The best thing about the show is that because it was a Shriners event, there was no security anywhere. We had the run of the place! I spent the time we weren’t playing exploring every corner of this historic venue, and nobody hassled me. It was great.
The Shrine auditorium opened in 1926, and has been the site of some of Los Angeles’s most historic events. The original 1933 King Kong movie shot the scene where Kong breaks free from his chains in a theater here.
Elvis Presley played his first Los Angeles show here in 1956. The Shrine has also had just about every performer you can think of grace its stage over the years, including Sam Cooke and the Soul Stirrers, Ray Charles, Jimi Hendrix, Sammy Davis Jr., Frank Sinatra, Aretha Franklin, the Grateful Dead, the Mothers of Invention, all the way up to modern stars like Jack White. Of all the historic stages in Los Angeles, the stage at the Shrine might be the stage with the greatest number of legendary music stars to have performed here.

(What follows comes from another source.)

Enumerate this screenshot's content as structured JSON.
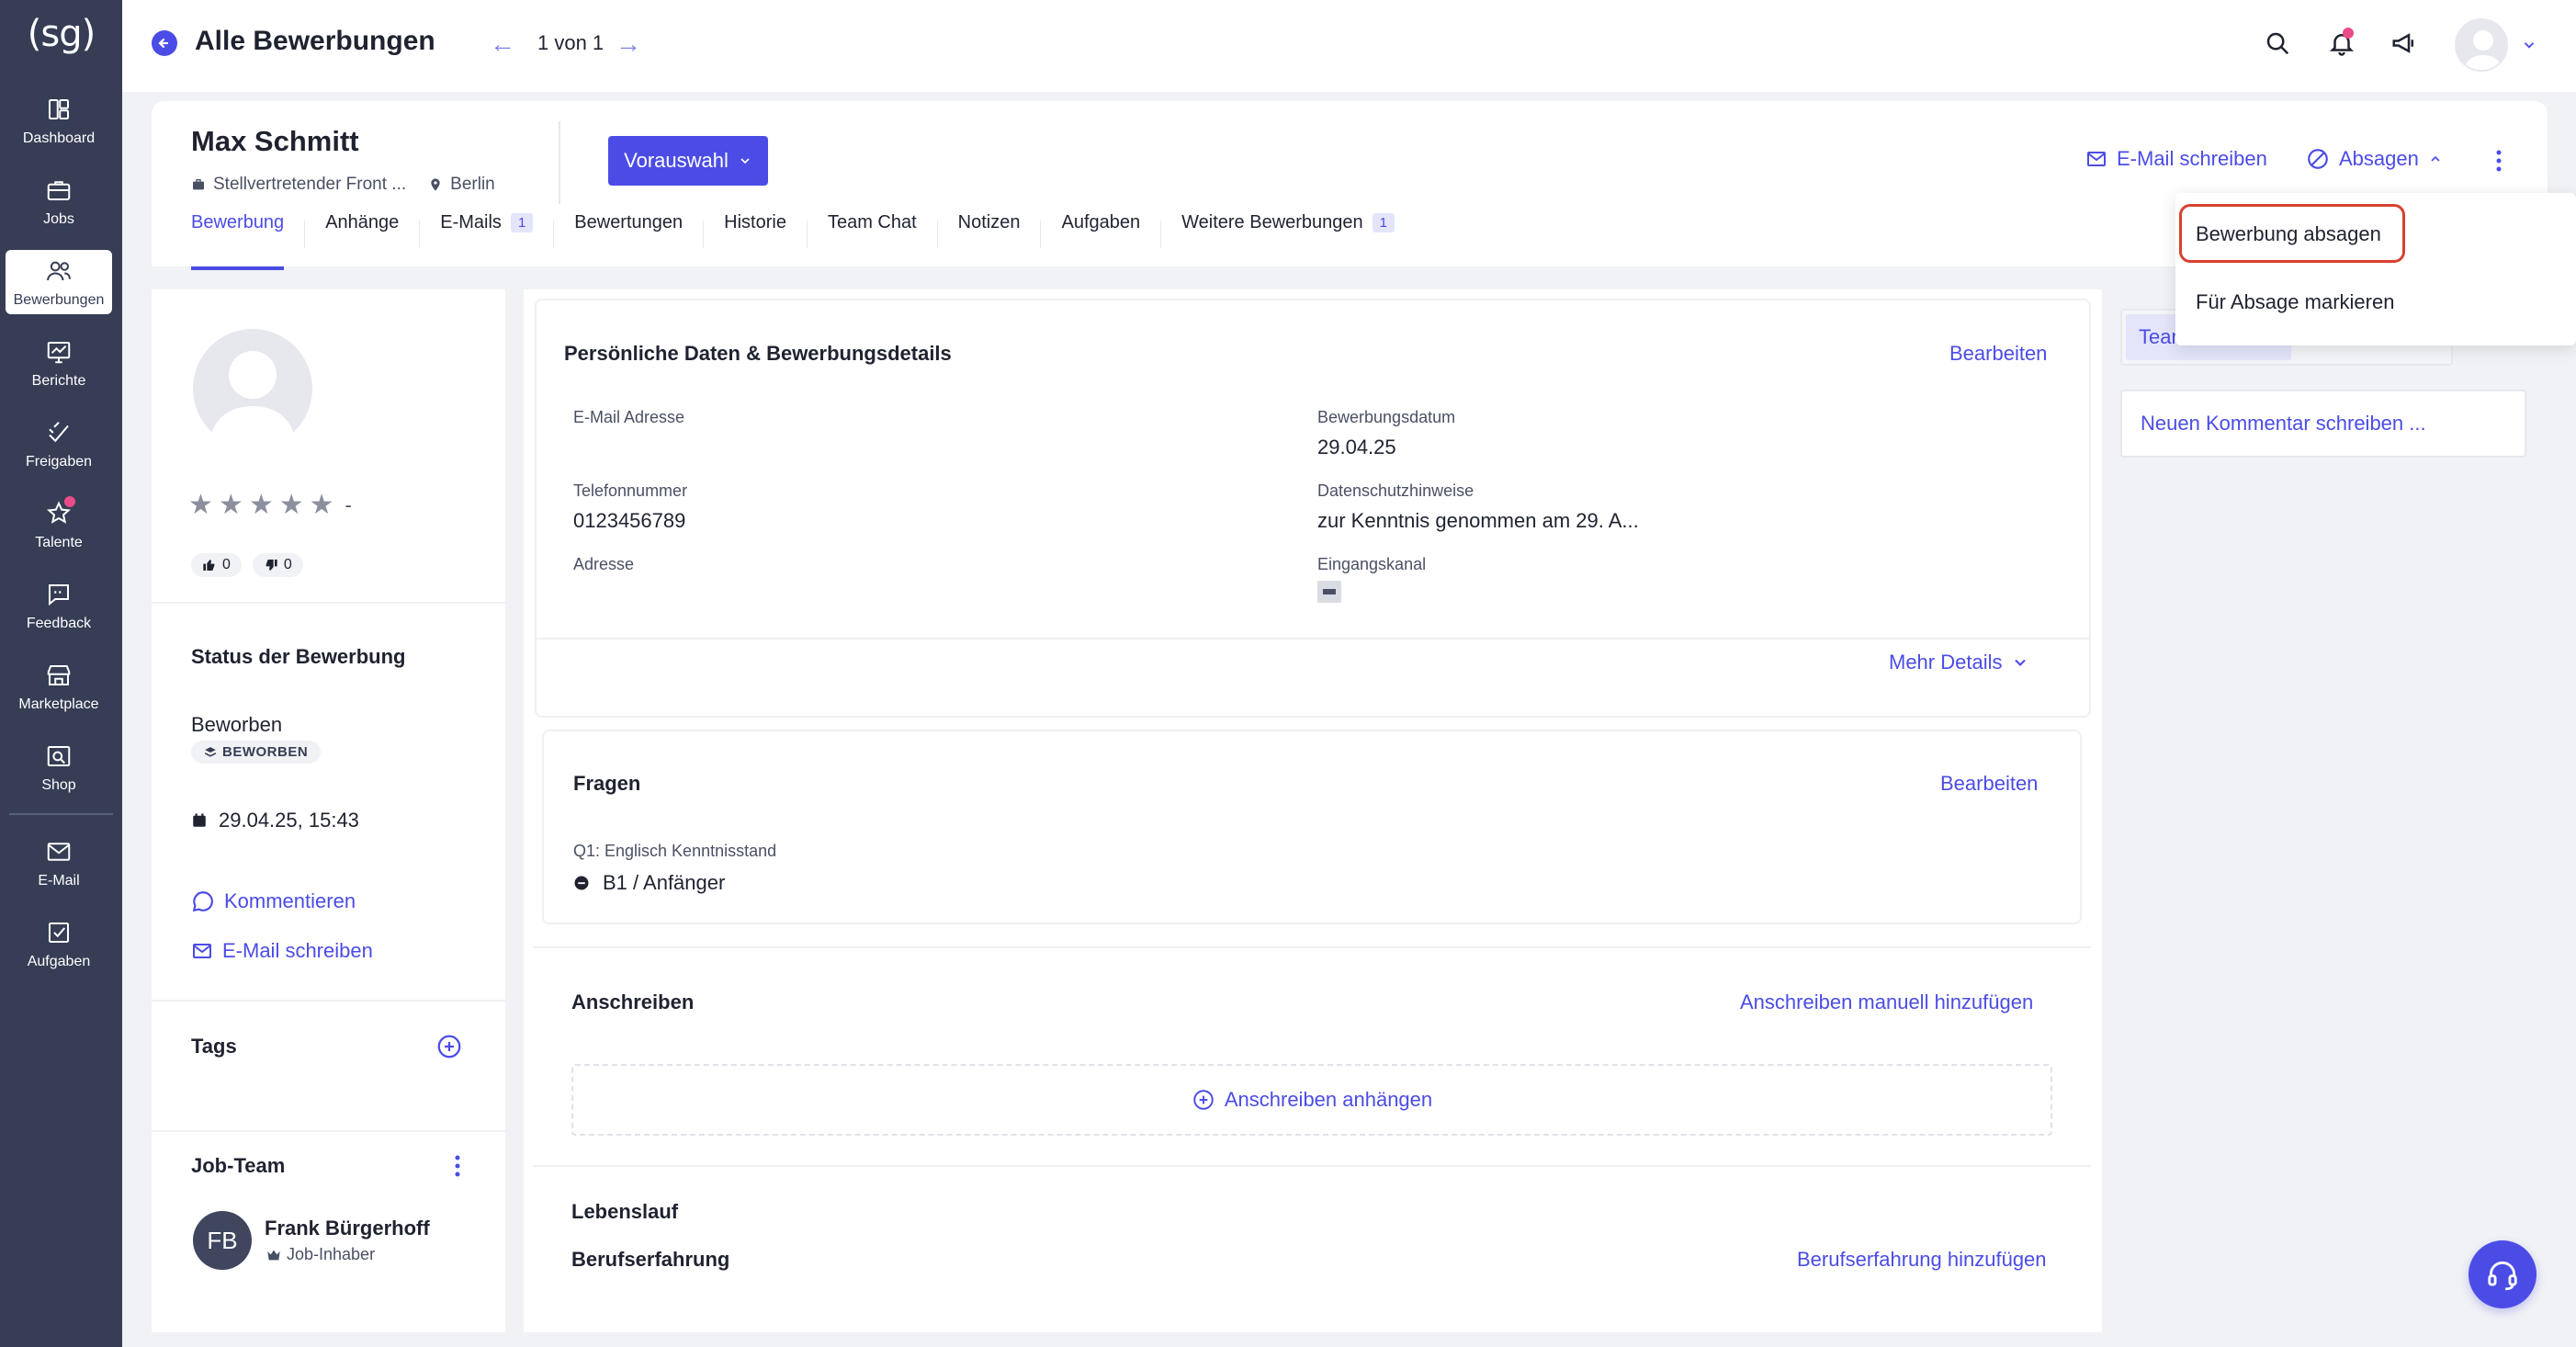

The Academy Awards were hosted at the Shrine for decades, as well as the Grammy Awards, the Emmy Awards, the MTV Music awards, and a bunch of others. The 1984 Pepsi commercial where Michael Jackson caught his hair on fire was shot on stage at the Shrine Auditorium. There’s a lot of history here. It hurts your head to realize the amount of history at this place.
I feel like I got to explore every little nook and cranny of this historic Auditorium, and play a very weird gig and have some fun hanging out with the guys from Venturesmania.
In the future, when people ask me about the weirdest gig I ever played, I’ll remember this day. Clown—check. Colonel Sanders Shriner—check. Black superhero named Dangerman—check. Dog act—check. White kids rapping about silent movies—check. Jeff “Skunk” Baxter of the Doobie Brothers—check. Gallagher’s daughter destroying a watermelon in her dad’s honor—check. Venturesmania hauling a bunch of Fender Showman amplifiers in and blasting with no microphones in an auditorium that holds 6,300 people—check. A weird day, but it was fun!